The Network Effect Myth
The letter mentions network effects and switching barriers as reasons why there's "no alternative" to dominant providers. Let me challenge that.
The network effect might be real for social media platforms, where value comes from everyone being on the same platform. But for cloud infrastructure and many SaaS applications? Open standards and good connectivity significantly reduce that hold. The network effect becomes more excuse than reality.
Yes, there are switching costs. Yes, there's complexity in migration. But these are business decisions, not impossible barriers. Many organizations successfully diversify their cloud strategy or switch providers entirely.

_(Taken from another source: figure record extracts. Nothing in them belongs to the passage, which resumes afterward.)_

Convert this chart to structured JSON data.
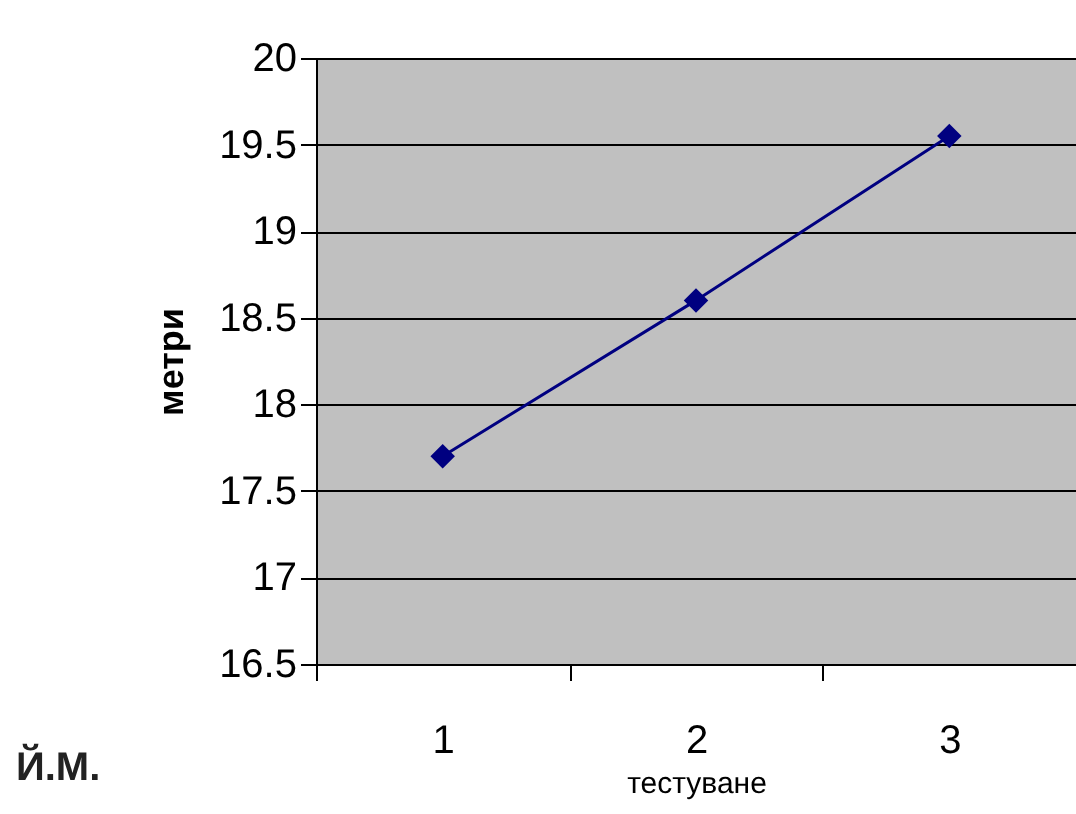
{
  "chart_data": {
    "type": "line",
    "xlabel": "тестуване",
    "ylabel": "метри",
    "categories": [
      "1",
      "2",
      "3"
    ],
    "series": [
      {
        "color": "#000080",
        "values": [
          17.7,
          18.6,
          19.55
        ]
      }
    ],
    "ylim": [
      16.5,
      20
    ],
    "yticks": [
      16.5,
      17,
      17.5,
      18,
      18.5,
      19,
      19.5,
      20
    ],
    "grid": "y",
    "marker": "diamond",
    "line_style": "solid",
    "annotations": [
      "Й.М."
    ]
  }
}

We fall back on the old saying: "Nobody ever got fired for buying IBM." We value safety in numbers. But then we can't really complain about the consequences of that choice.
What Happens Next
The Law Association has requested that Parliament:
- Refer this issue to a Select Committee inquiry
- Seek input from stakeholders - businesses, consumer groups, insurers, cloud providers, cybersecurity experts, and the legal profession
- Advance reforms that ensure fair risk allocation, effective redress, and stronger incentives for prevention
I support this process. These conversations need to happen at a national level. We need more public debate about data, software, cloud infrastructure, and how we allocate liability fairly.
Lloyd's letter has prompted us at Catalyst Cloud to review our own terms for even better transparency. We already negotiate with customers on security and service commitments, and we're committed to continuous improvement.
Full disclosure: our terms include liability limitations similar to what the Law Association describes. No provider can guarantee 100% uptime, zero data loss, or unlimited consequential liability - at least not at current market pricing. The mathematics of cloud economics and insurance simply don't work that way.
But here's the key difference: we're a New Zealand company operating only under New Zealand law. You can talk to us directly - we're approachable and accessible. And if something goes wrong, you have real recourse through New Zealand courts under the Fair Trading Act.
The Bottom Line
The question isn't whether cloud providers should have some liability protections - the question is: what's a reasonable baseline, how do we ensure transparency, and how do we enforce standards on providers serving New Zealand customers regardless of where they're domiciled?
But here's what I want you to take away from this: individual businesses and organizations don't need to wait for regulation.
Take stock of your risk today. Read your contracts. Ask hard questions. Implement the 3-2-1 backup rule and actually test your restores. Go multi-cloud. Document and test your disaster recovery procedures. Train your people.
These actions will leave you better informed, better prepared, and more resilient - regardless of what Parliament decides to do.
The Law Association is right to raise this now, before we have a major crisis. But we can all take action today to close our own protection gaps.
Talk to people like Lloyd and me. Support the open letter. And join this national conversation, because your voice needs to be heard.
New Zealand's digital future - and who bears the risk when things go wrong - is too important to leave to chance.
Paul Seiler is CEO of Catalyst Cloud, New Zealand's sovereign cloud infrastructure provider. Catalyst Cloud operates entirely under New Zealand law and jurisdiction, providing cloud computing services to businesses, government agencies, and organizations across the country.